Il est tôt. L'air est sec et le froid se fait plus perçant qu'aux premiers jours. Le soleil est encore loin de chauffer les gorges profondes de la rivière Kali Gandaki.

Il est tôt. L’air est sec et le froid se fait plus perçant qu’aux premiers jours. Le soleil est encore loin de chauffer les gorges profondes de la rivière Kali Gandaki.

À Tatopani, ce matin du 27 novembre, nous savons qu’une grosse journée s’annonce, avec une bonne cinquantaine de kilomètres de piste, beaucoup de montée, et de poussière soulevée par les bus et camions qui bravent tous les dangers d’une piste de montagne en perpétuelle reconstruction.

Aujourd’hui nous avons rendez-vous avec le Mustang, ancien royaume tibétain, gardé par des colosses géants couronnés de neige et de glace, dont les noms seuls évoquent le respect : Dhaulagiri (« la Montagne blanche » 8172 m) et Annapurna (« la déesse des récoltes » 8078 m).

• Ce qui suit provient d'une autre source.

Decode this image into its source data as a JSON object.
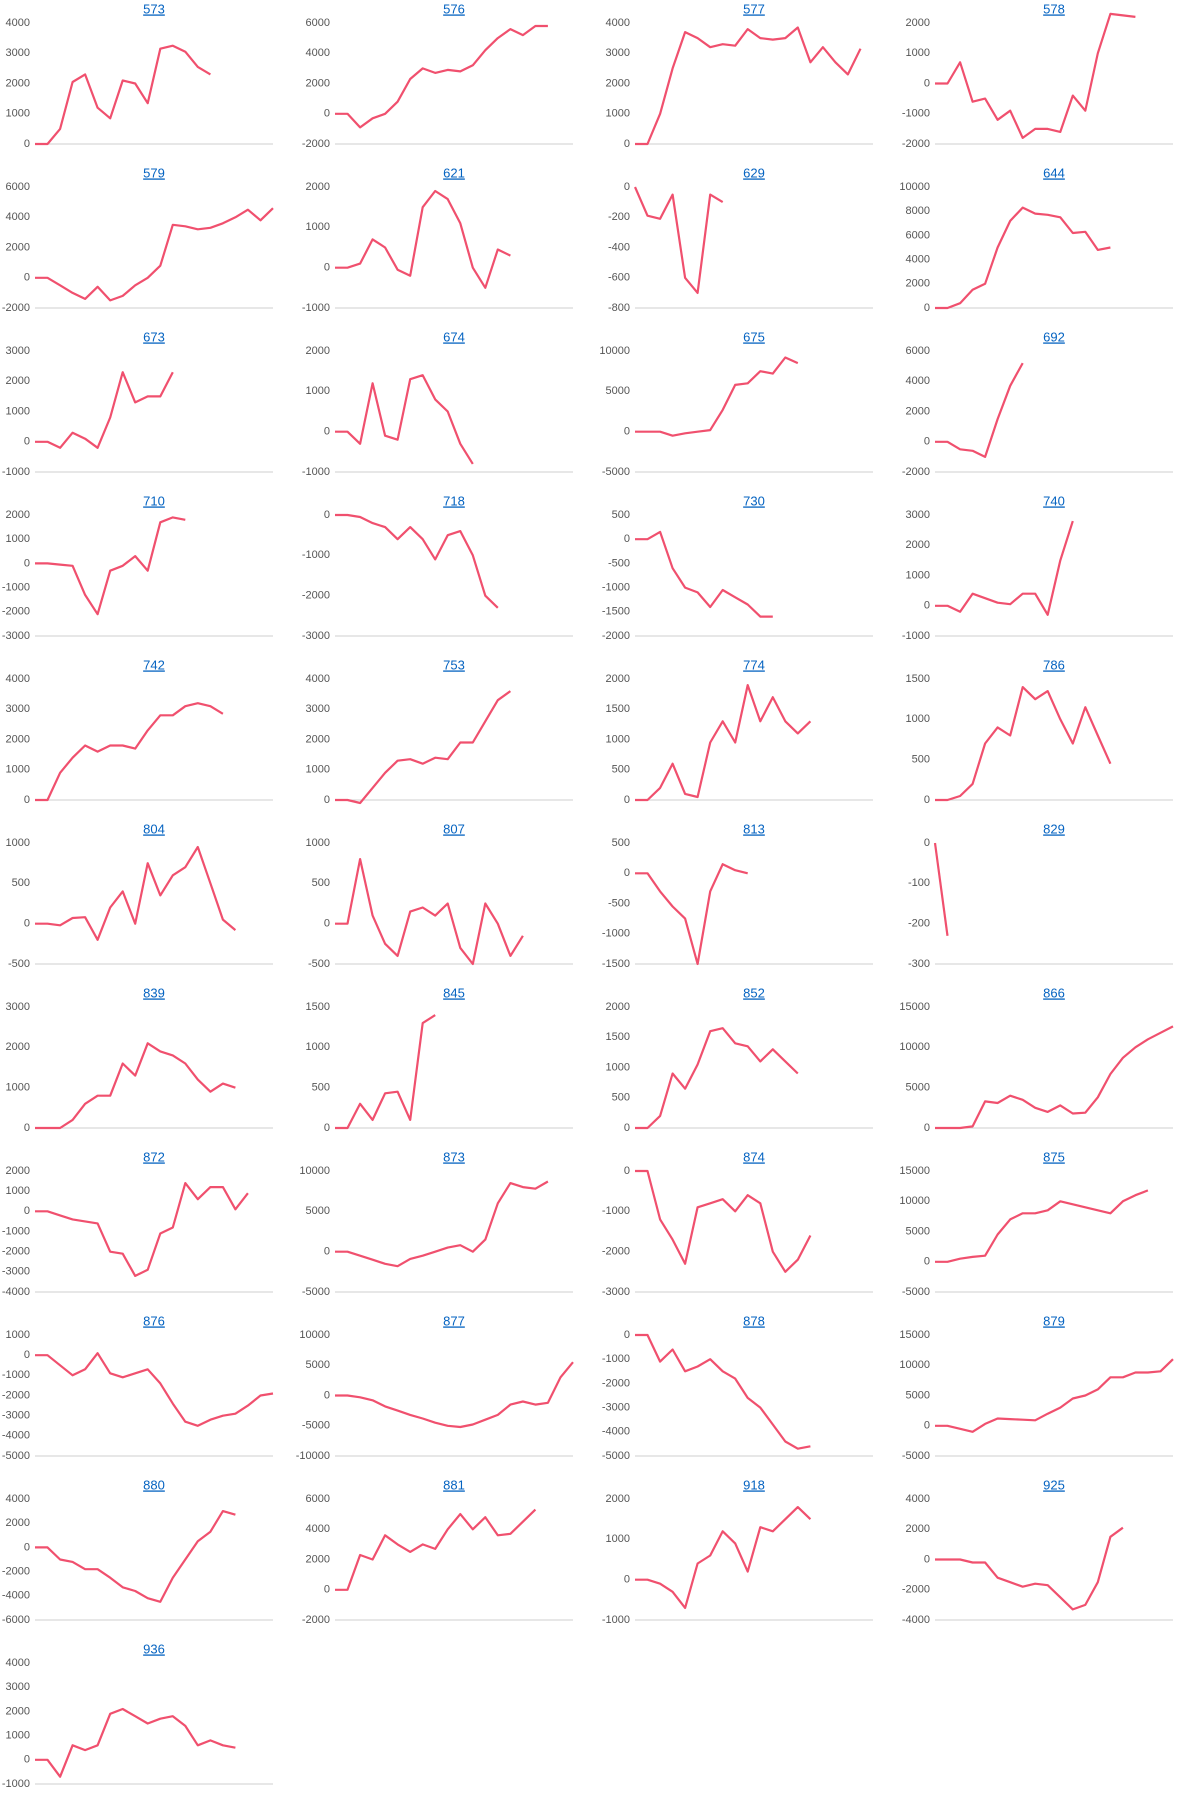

Désormais les choses sérieuses commencent !

État des troupes

Tiens, parlons-en des troupes ! Pour Astérisme, ça commence mal justement. Son estomac s’est fâché avec les excès exotiques des premiers jours, et il s’est vidé toute la nuit durant ! Notre guide non plus n’est pas au mieux. Tangi traine encore une otite mal soignée. Tout comme Banana, fiévreuse, qui a beaucoup toussé avec la poussière de la veille, et qui sait qu’elle a déjà bien entamé ses modestes réserves…

Pour ce qui est du benjamin (Flo) et du doyen (Bourriquet) du groupe, tout va pour le mieux, c’est déjà ça !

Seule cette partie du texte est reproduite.